Saturday, April 16, 2011

168: The Spirit of the Beehive

Having just completed my entry on Kes (1969; #169) I was struck by the fact that I chose a movie with so much similarity to follow it up.  This is coincidence of course, as I have little more than the 1001 text and the netflix summation to work from as far as preconceptions of the remaining films.  While I could do more research, I prefer to go into them knowing as little as possible at this point.  It makes the surprises so much richer, and indeed I was rewarded in spades with Victor Erice’s The Spirit of the Beehive (1973).  I write that this film is similar to Kes because they appear to entail similar themes, ostensibly at least.

            Both are films which center on children and the secret worlds they inhabit when away from the watchful eyes of adults.  I wrote that a weakness of Kes was its having lost itself between being a “coming of age” story and several other genres.  Ironically, this same enigmatic trait is one of the strengths of Erice’s picture.  Set in Spain “around 1940” the film tells us, it is the story of a family, but a dreary family drama it is not.  There are issues which boil beneath the surface within these familial relationships, but not all of them are addressed by the movie.  Some simply exist.  The central relationship is that of the two young daughters, one only a year or two older than the other, but eons wiser as far as children are concerned.

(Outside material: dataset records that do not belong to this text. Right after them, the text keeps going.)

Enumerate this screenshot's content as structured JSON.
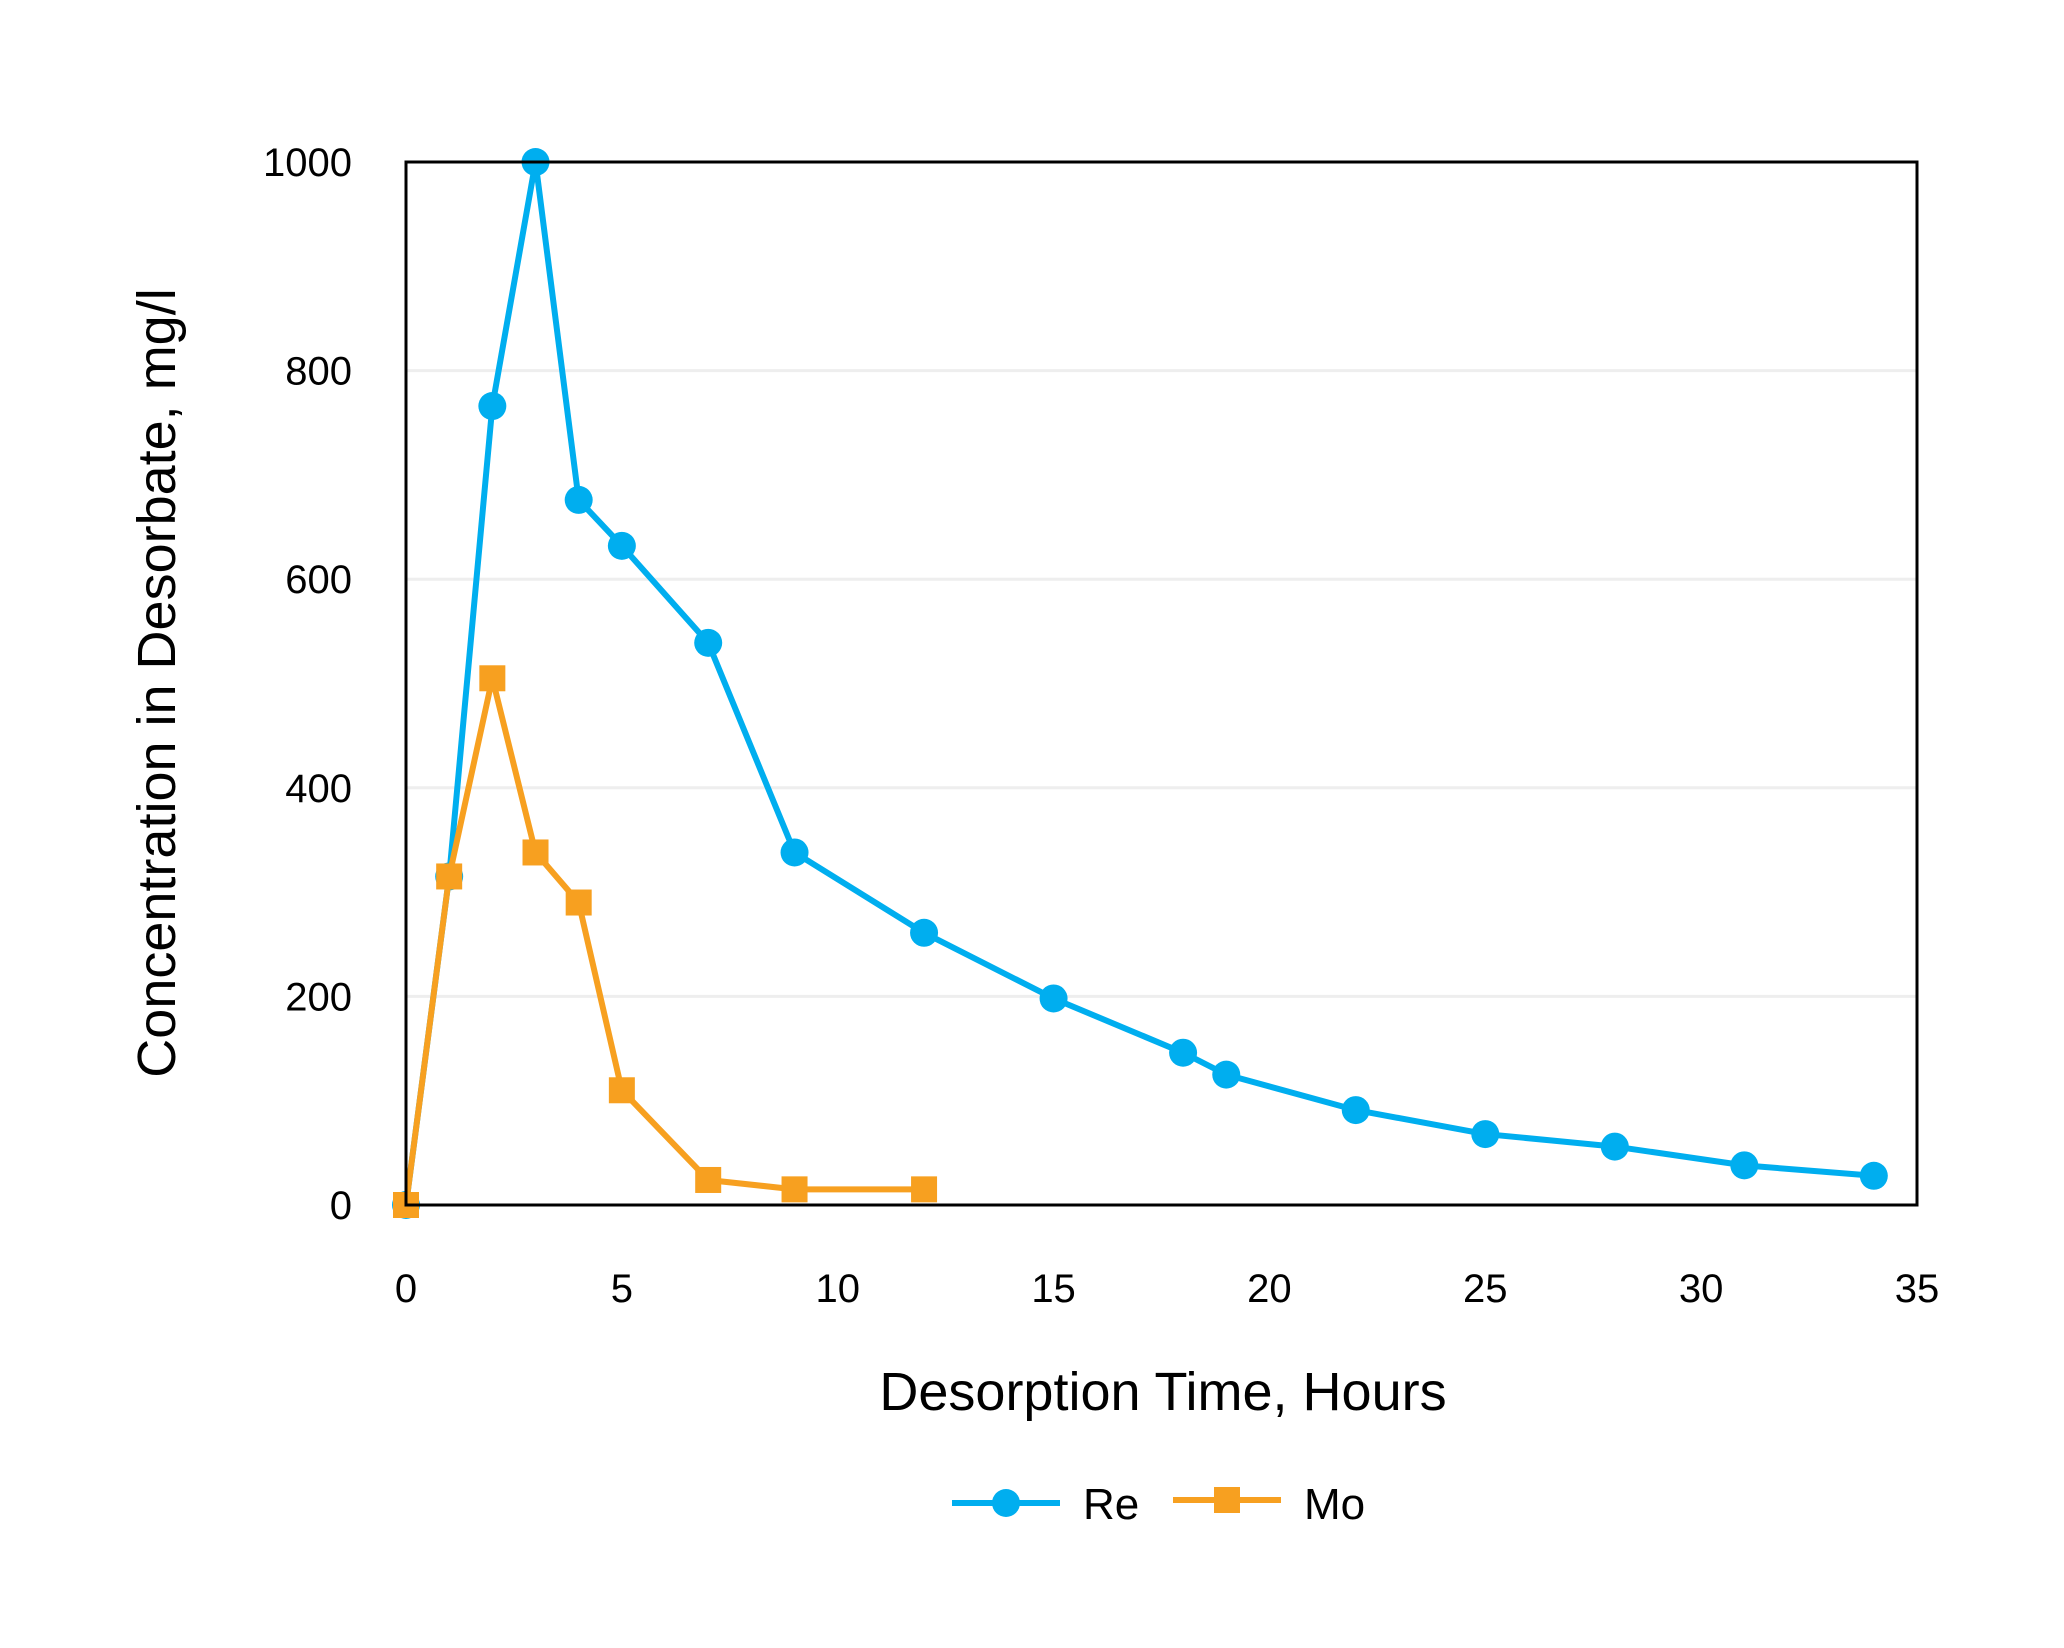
{
  "chart_data": {
    "type": "line",
    "title": "",
    "xlabel": "Desorption Time, Hours",
    "ylabel": "Concentration in Desorbate, mg/l",
    "xlim": [
      0,
      35
    ],
    "ylim": [
      0,
      1000
    ],
    "xticks": [
      "0",
      "5",
      "10",
      "15",
      "20",
      "25",
      "30",
      "35"
    ],
    "yticks": [
      "0",
      "200",
      "400",
      "600",
      "800",
      "1000"
    ],
    "grid": "horizontal",
    "legend_position": "bottom",
    "series": [
      {
        "name": "Re",
        "color": "#00AEEF",
        "marker": "circle",
        "x": [
          0,
          1,
          2,
          3,
          4,
          5,
          7,
          9,
          12,
          15,
          18,
          19,
          22,
          25,
          28,
          31,
          34
        ],
        "y": [
          0,
          315,
          766,
          1000,
          676,
          632,
          539,
          338,
          261,
          198,
          146,
          125,
          91,
          68,
          56,
          38,
          28
        ]
      },
      {
        "name": "Mo",
        "color": "#F7A020",
        "marker": "square",
        "x": [
          0,
          1,
          2,
          3,
          4,
          5,
          7,
          9,
          12
        ],
        "y": [
          0,
          315,
          505,
          338,
          290,
          110,
          24,
          15,
          15
        ]
      }
    ]
  }
}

            After a screening of Frankenstein (1931) in their small village, the younger asks the elder about the famous sequence which leads to the drowning of the young girl and the eventual demise of the creature.  Neither really understands the implications of the flowers floating in the pond or the message about playing God that the film implies.  Still the older sister, Isabel (Isabel Telleria), tells the younger, Ana (Ana Torrent), that she has seen the spirit of Frankenstein’s monster, and knows where he resides.  One of the elements that so richly adds to the tone of this film is the way in which Erice captures how children react to the movies.  The boys and girls of the village are both captivated and horrified by the picture they’ve seen, and the director displays this, as its story slips into the mythology of their own play.

            Simultaneously, a political fugitive (who may or may not have been the lover of the girls’ mother) takes refuge in the same abandoned farmhouse where Isabel claims she has seen the spirit of the creature.  When Ana sneaks away in the night to search for him she comes upon the man, believing him to be Frankenstein’s monster.  This scene is brilliant, as almost silently it pays homage to the scene in the 1931 film which set the plot in motion. 

            The beehive of the title references those kept by the girls’ father as he cultivates honey, and the clear visual likening to them which is created by the stained glass windows of the family’s home.  While the father is a naturalist, his daughters seem much more concerned with the supernatural, and the title and visual motif thus insinuate the presence of the “spirit” within the home, the family itself.  Not quite a fairy tail or a children’s movie and not quite a family picture, The Spirit of the Beehive might seem out of place in many sections of the average Blockbuster.  Yet it is a film with universal themes that can resonate with both younger and mature audiences, and is a surefire winner in the “classics” aisle.